I'm an partially sighted programmer who is far happier with a command line than an IDE, and finds IDE build systems very confusing. I'm successfully building shared libraries using the Android NDK from C and C++ code.
How do I make my shared libraries compatible with 16KB memory pages?
From November 1st 2025, new and updated Android apps must be compatible with 16KB memory pages, in addition to the classic 4KB memory pages, to be listed on Google Play. That requirement breaks down like this:
Apps that are entirely written in Java, Kotlin, or other languages that run on ART ("Android Run Time") are automatically compatible.
Apps that use SDKs which include native code libraries will need updated versions of those SDKs with 16KB-compatible native code libraries. If one of those SDKs is no longer being updated, you have a problem.
If you produce native code libraries for Android, you need to release new versions that are 16KB-compatible. Your existing ones won't be except by very unlikely accident.
Devices with 32-bit CPUs will only ever use 4KB pages, so 16KB compatibility is only relevant for 64-bit native code libraries. But 16KB compatibility is effectively compulsory for them.
There's no need to produce two 64-bit versions. If you provide both 32-bit and 64-bit libraries, you only need to change the 64-bit ones.
Usually, none. If your native code uses the system memory page size, either by hard-coding it or by using the PAGE_SIZE macro, you'll need to change that to use getpagesize() or sysconf(_SC_PAGESIZE). Then look for uses of mmap() and other calls that require page-aligned arguments, and change them.

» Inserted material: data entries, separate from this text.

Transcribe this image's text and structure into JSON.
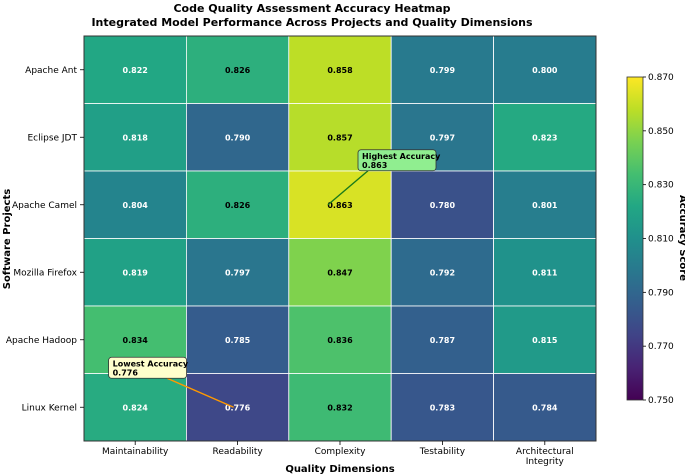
{
  "chart_data": {
    "type": "heatmap",
    "title": "Code Quality Assessment Accuracy Heatmap",
    "subtitle": "Integrated Model Performance Across Projects and Quality Dimensions",
    "xlabel": "Quality Dimensions",
    "ylabel": "Software Projects",
    "columns": [
      "Maintainability",
      "Readability",
      "Complexity",
      "Testability",
      "Architectural\nIntegrity"
    ],
    "rows": [
      "Apache Ant",
      "Eclipse JDT",
      "Apache Camel",
      "Mozilla Firefox",
      "Apache Hadoop",
      "Linux Kernel"
    ],
    "values": [
      [
        0.822,
        0.826,
        0.858,
        0.799,
        0.8
      ],
      [
        0.818,
        0.79,
        0.857,
        0.797,
        0.823
      ],
      [
        0.804,
        0.826,
        0.863,
        0.78,
        0.801
      ],
      [
        0.819,
        0.797,
        0.847,
        0.792,
        0.811
      ],
      [
        0.834,
        0.785,
        0.836,
        0.787,
        0.815
      ],
      [
        0.824,
        0.776,
        0.832,
        0.783,
        0.784
      ]
    ],
    "value_format": "3 decimals",
    "colormap": "viridis",
    "color_range": [
      0.75,
      0.87
    ],
    "colorbar": {
      "label": "Accuracy Score",
      "ticks": [
        "0.750",
        "0.770",
        "0.790",
        "0.810",
        "0.830",
        "0.850",
        "0.870"
      ],
      "tick_values": [
        0.75,
        0.77,
        0.79,
        0.81,
        0.83,
        0.85,
        0.87
      ]
    },
    "annotations": [
      {
        "text": "Highest Accuracy\n0.863",
        "row": 2,
        "col": 2,
        "arrow_color": "#1a7a1a",
        "box_color": "#90ee90"
      },
      {
        "text": "Lowest Accuracy\n0.776",
        "row": 5,
        "col": 1,
        "arrow_color": "#ff9900",
        "box_color": "#ffffcc"
      }
    ]
  }
}
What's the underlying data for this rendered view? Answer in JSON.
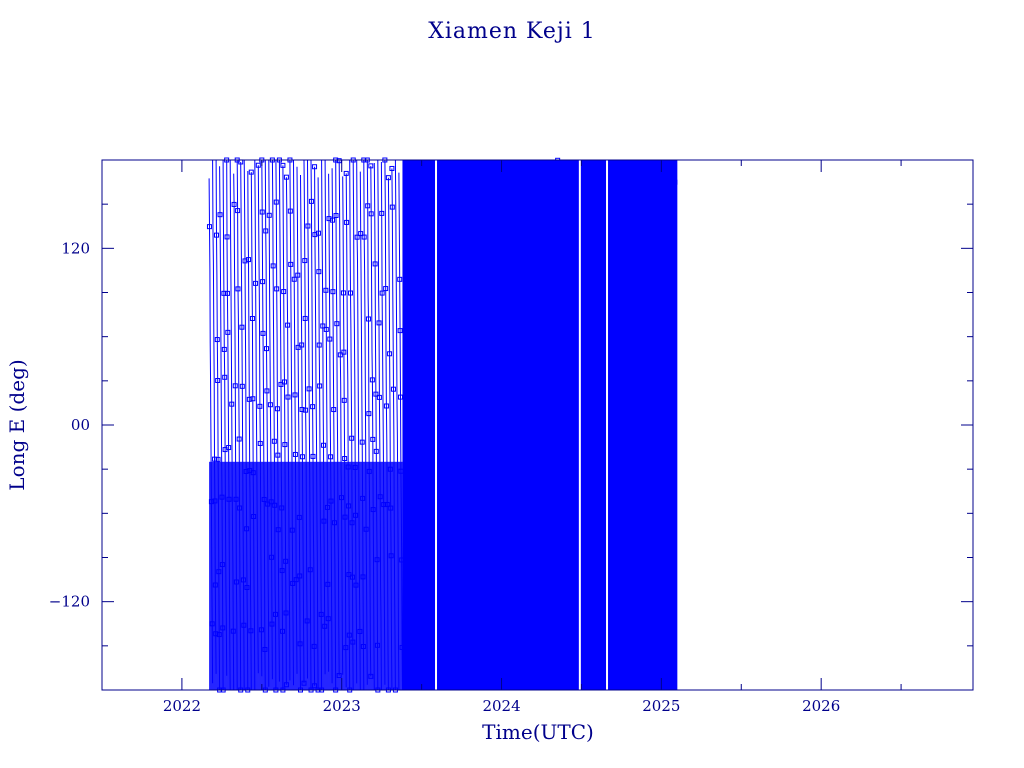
{
  "chart_data": {
    "type": "line",
    "title": "Xiamen Keji 1",
    "xlabel": "Time(UTC)",
    "ylabel": "Long E (deg)",
    "xlim": [
      2021.5,
      2026.95
    ],
    "ylim": [
      -180,
      180
    ],
    "x_ticks": [
      2022,
      2023,
      2024,
      2025,
      2026
    ],
    "x_tick_labels": [
      "2022",
      "2023",
      "2024",
      "2025",
      "2026"
    ],
    "y_ticks": [
      -120,
      0,
      120
    ],
    "y_tick_labels": [
      "−120",
      "00",
      "120"
    ],
    "grid": false,
    "series": [
      {
        "color": "#0000ff",
        "marker": "square",
        "segments": [
          {
            "x_start": 2022.17,
            "x_end": 2023.38,
            "pattern": "sparse-wrapping",
            "cycles": 55,
            "y_min": -180,
            "y_max": 180
          },
          {
            "x_start": 2023.38,
            "x_end": 2025.1,
            "pattern": "dense-fill",
            "y_min": -180,
            "y_max": 180
          }
        ],
        "gaps": [
          2023.59,
          2024.49,
          2024.66
        ]
      }
    ],
    "colors": {
      "axis": "#00008b",
      "data": "#0000ff",
      "background": "#ffffff"
    }
  }
}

Add -Wl,-z,max-page-size=16384 to your linking command. If you use C++, you'll need to use the C++ run-time library from NDK27 or later. Earlier ones aren't 16KB-compatible.
With the NDK tools on your path, run:
llvm-objdump -p /path/to/your/native/library.so | grep LOAD
Alignment of 2**12 is 4KB-compatible and not 16KB-compatible.
Alignment of 2**14 is 16KB-compatible, and also 4KB-compatible.